Norwegian unveils ‘New Norwegian’ amid continued existential challenge
Norwegian has been struggling for years from rapid expansion, high debt, high costs, and an unclear focus from multiple ‘distractions’, including Norwegian Air Argentina (since ended) and its long-haul, low-cost development. As it says: “Our core customer will continue to be all those who seek an affordable alternative to the traditional legacy carriers without compromising on quality.” The problem of this approach is renowned, yet it keeps appearing.
Norwegian says it’ll run out of cash by mid-May
Norwegian has warned that it will run out of cash by mid-May it if does not secure all of the NOK3 billion (EUR265 million) state aid, the carrier said in its 27 April 2020 presentation to bondholders. So far, it has received NOK300 million (EUR27 million). It believes that NOK3 billion will be “sufficient” to cover its liquidity until the end of the year as the airline’s “hibernation phase” continues. This is where 95% of its aircraft are grounded with just seven aircraft operating state-subsidised domestic services.
Two-year ramp-up to New Norwegian
Norwegian expects an almost two-year ramp-up to “new normal” operations. It foresees its hibernation phase – almost full grounding – to continue until summer 2021, with the period until then all about cash preservation and preparing for New Norwegian. Essential to New Norwegian is a reduction of at least USD$500 million in aircraft lease obligations in a proposal that would convert debt to equity. If leasing companies accept their idea, 53.1% of New Norwegian would be owned by lessors and 41.7% by bondholders.
New Norwegian from 2022
In its “best scenario”, Norwegian doesn’t expect operations to resume until January 2022. And when they do restart, they’ll be in the guise of New Norwegian. This will have four pillars, as below. It is expected that New Norwegian will be much smaller and more focused and optimised. It’ll focus on unit revenue growth from reducing capacity to match demand, focusing on profitable routes, becoming more summer-seasonal (two times as much summer than winter capacity), and growing ancillaries to one-quarter of its ticket revenue. It says that “improving our route portfolio alone will drive a significant improvement in operating margin”. Meanwhile, it expects its “simpler and more efficient” network to yield benefits such as improved aircraft utilisation, stronger OTP, and lower crew costs. It foresees a 30-35% reduction in staff.

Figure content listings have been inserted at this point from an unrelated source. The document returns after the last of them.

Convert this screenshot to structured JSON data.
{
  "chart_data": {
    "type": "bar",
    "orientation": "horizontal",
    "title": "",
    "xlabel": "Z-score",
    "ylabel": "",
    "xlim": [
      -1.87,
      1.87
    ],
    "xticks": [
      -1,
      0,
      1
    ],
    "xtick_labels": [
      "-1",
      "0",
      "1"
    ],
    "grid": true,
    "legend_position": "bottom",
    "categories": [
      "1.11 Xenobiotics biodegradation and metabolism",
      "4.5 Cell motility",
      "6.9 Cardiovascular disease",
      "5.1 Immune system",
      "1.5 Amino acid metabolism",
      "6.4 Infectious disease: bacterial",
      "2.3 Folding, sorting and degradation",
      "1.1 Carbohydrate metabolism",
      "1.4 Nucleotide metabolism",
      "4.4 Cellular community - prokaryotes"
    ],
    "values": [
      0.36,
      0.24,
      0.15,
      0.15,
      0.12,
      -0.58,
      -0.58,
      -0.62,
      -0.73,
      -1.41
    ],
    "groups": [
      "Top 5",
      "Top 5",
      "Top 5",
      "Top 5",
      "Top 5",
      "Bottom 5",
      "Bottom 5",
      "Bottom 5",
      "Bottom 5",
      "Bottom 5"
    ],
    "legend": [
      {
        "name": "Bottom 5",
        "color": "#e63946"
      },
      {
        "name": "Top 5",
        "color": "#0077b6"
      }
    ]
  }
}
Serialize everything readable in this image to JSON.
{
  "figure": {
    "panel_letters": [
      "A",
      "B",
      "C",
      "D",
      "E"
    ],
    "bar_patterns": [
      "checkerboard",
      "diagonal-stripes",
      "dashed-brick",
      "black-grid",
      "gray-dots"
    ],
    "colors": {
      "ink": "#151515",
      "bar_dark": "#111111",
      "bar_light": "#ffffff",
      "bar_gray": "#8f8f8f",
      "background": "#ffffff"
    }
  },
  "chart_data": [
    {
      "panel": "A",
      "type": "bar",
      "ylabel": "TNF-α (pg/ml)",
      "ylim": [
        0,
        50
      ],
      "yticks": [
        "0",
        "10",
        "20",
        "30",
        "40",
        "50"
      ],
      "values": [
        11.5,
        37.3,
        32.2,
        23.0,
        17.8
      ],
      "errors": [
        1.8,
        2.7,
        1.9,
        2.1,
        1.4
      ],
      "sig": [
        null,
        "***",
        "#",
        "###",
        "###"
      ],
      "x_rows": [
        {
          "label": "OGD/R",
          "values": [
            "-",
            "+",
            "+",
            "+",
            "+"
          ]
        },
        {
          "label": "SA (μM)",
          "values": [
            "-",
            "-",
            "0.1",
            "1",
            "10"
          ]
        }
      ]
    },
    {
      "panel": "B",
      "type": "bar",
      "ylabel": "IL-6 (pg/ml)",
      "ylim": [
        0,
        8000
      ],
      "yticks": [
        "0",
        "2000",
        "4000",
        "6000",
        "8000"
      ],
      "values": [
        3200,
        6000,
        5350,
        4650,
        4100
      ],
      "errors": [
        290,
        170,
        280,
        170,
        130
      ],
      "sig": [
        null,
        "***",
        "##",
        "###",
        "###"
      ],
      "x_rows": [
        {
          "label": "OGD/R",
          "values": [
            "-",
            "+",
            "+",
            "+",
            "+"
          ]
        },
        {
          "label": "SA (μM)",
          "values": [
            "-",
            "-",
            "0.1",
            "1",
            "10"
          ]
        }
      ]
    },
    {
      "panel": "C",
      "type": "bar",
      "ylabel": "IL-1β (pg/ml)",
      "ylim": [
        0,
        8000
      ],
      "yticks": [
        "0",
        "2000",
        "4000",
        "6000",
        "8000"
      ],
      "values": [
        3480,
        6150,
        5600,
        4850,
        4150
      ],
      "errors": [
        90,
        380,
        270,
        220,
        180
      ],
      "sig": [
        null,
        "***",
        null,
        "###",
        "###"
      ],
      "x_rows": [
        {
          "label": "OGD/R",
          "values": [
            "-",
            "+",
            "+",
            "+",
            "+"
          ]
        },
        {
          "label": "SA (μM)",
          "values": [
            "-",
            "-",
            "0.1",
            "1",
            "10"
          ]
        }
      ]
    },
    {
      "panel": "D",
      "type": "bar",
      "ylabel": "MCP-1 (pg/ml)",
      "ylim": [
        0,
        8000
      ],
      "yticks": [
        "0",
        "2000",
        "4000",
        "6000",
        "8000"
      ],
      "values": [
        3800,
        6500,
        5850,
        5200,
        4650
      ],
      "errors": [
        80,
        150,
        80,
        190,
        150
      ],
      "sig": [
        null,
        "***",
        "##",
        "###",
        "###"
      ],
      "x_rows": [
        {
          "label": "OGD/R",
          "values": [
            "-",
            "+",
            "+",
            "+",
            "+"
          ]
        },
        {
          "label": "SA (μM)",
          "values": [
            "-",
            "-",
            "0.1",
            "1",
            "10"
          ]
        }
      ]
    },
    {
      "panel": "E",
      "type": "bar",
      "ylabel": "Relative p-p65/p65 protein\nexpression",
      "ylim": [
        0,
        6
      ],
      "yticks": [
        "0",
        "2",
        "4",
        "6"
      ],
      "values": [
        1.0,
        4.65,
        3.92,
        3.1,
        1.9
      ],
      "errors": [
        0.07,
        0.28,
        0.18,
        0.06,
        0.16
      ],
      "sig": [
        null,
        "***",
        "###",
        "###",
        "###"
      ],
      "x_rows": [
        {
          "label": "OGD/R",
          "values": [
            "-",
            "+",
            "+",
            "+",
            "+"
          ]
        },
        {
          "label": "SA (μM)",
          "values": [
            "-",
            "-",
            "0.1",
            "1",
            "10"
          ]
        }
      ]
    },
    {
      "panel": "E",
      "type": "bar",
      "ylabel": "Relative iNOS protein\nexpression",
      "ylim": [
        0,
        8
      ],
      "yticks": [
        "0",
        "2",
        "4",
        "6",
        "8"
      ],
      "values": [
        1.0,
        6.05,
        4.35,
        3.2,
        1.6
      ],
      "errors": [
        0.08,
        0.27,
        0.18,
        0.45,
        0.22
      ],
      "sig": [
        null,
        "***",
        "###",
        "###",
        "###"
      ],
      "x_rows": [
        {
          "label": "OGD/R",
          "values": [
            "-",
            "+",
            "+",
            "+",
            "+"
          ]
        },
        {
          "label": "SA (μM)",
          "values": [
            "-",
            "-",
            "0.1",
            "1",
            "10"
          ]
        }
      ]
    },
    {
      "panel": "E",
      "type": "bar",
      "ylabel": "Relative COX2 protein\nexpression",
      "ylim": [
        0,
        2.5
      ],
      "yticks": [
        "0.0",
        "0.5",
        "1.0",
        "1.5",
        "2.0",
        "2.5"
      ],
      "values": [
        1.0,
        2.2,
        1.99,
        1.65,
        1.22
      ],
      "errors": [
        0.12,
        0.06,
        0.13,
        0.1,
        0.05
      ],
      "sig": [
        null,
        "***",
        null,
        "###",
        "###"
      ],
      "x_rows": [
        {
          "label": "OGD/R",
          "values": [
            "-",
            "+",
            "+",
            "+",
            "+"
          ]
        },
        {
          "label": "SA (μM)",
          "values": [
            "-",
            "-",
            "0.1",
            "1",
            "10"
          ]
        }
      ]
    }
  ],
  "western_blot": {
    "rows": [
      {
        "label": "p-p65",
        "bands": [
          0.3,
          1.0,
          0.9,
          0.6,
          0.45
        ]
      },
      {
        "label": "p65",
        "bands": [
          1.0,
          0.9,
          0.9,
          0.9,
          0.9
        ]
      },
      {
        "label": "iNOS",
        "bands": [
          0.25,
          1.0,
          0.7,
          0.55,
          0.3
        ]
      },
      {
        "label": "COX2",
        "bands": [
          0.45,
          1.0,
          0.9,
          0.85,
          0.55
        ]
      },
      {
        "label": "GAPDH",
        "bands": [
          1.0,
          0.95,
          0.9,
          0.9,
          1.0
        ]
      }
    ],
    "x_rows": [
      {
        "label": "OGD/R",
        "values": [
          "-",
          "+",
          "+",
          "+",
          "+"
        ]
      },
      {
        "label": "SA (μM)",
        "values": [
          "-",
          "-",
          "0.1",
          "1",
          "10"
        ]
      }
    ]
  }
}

Norwegian’s fleet down by up to 34% as Nordic core to be strengthened further
New Norwegian will have a fleet of between 110 and 120 aircraft – down from 168 pre-coronavirus – with these deployed on profitable routes. Understandably, it’ll be retreating to its core as it further strengthens its primary market: the Nordics. It expects intra-Nordic and Nordics – EU to have far fewer capacity cuts than non-core areas. It is interesting that long-haul will continue despite the myriad challenges afflicting the airline. However, many changes to its long-haul network have already occurred, such as 20 routes cut in the past year or so, fewer served airports, and actively targeting feed at both ends with JetBlue and easyJet. Its move towards ‘normal’ long-haul operations continues, which clearly should make them more sustainable. So too focusing on what it calls “hub-to-hub” flying – i.e., involving major cities with strong traffic flows – with London, New York, and Los Angeles cited.
Strong growth since 2010 as moved away from core
Norwegian’s total seats (excluding its Argentina unit) have grown by a CAGR of 9% since 2010, ending 2019 with almost 44 million seats. Domestic Nordic capacity – within Norway, Sweden, Finland, Denmark – has reduced to just 27% of the carrier’s total from 50% in 2010. This isn’t from a reduction in total domestic seats – they grew by a sluggish CAGR of 2% from their already good size – but rather everything else has grown much faster. Its international Nordic seats are up by a CAGR of 10% since 2010 and now represent 53% of its total. But its non-Nordic focus has grown quickest – a CAGR of 57% – from fewer than 100,000 seats in 2010 to nine million last year, pushing its share to one-fifth of the carrier’s total capacity. It is this which will see the main cuts.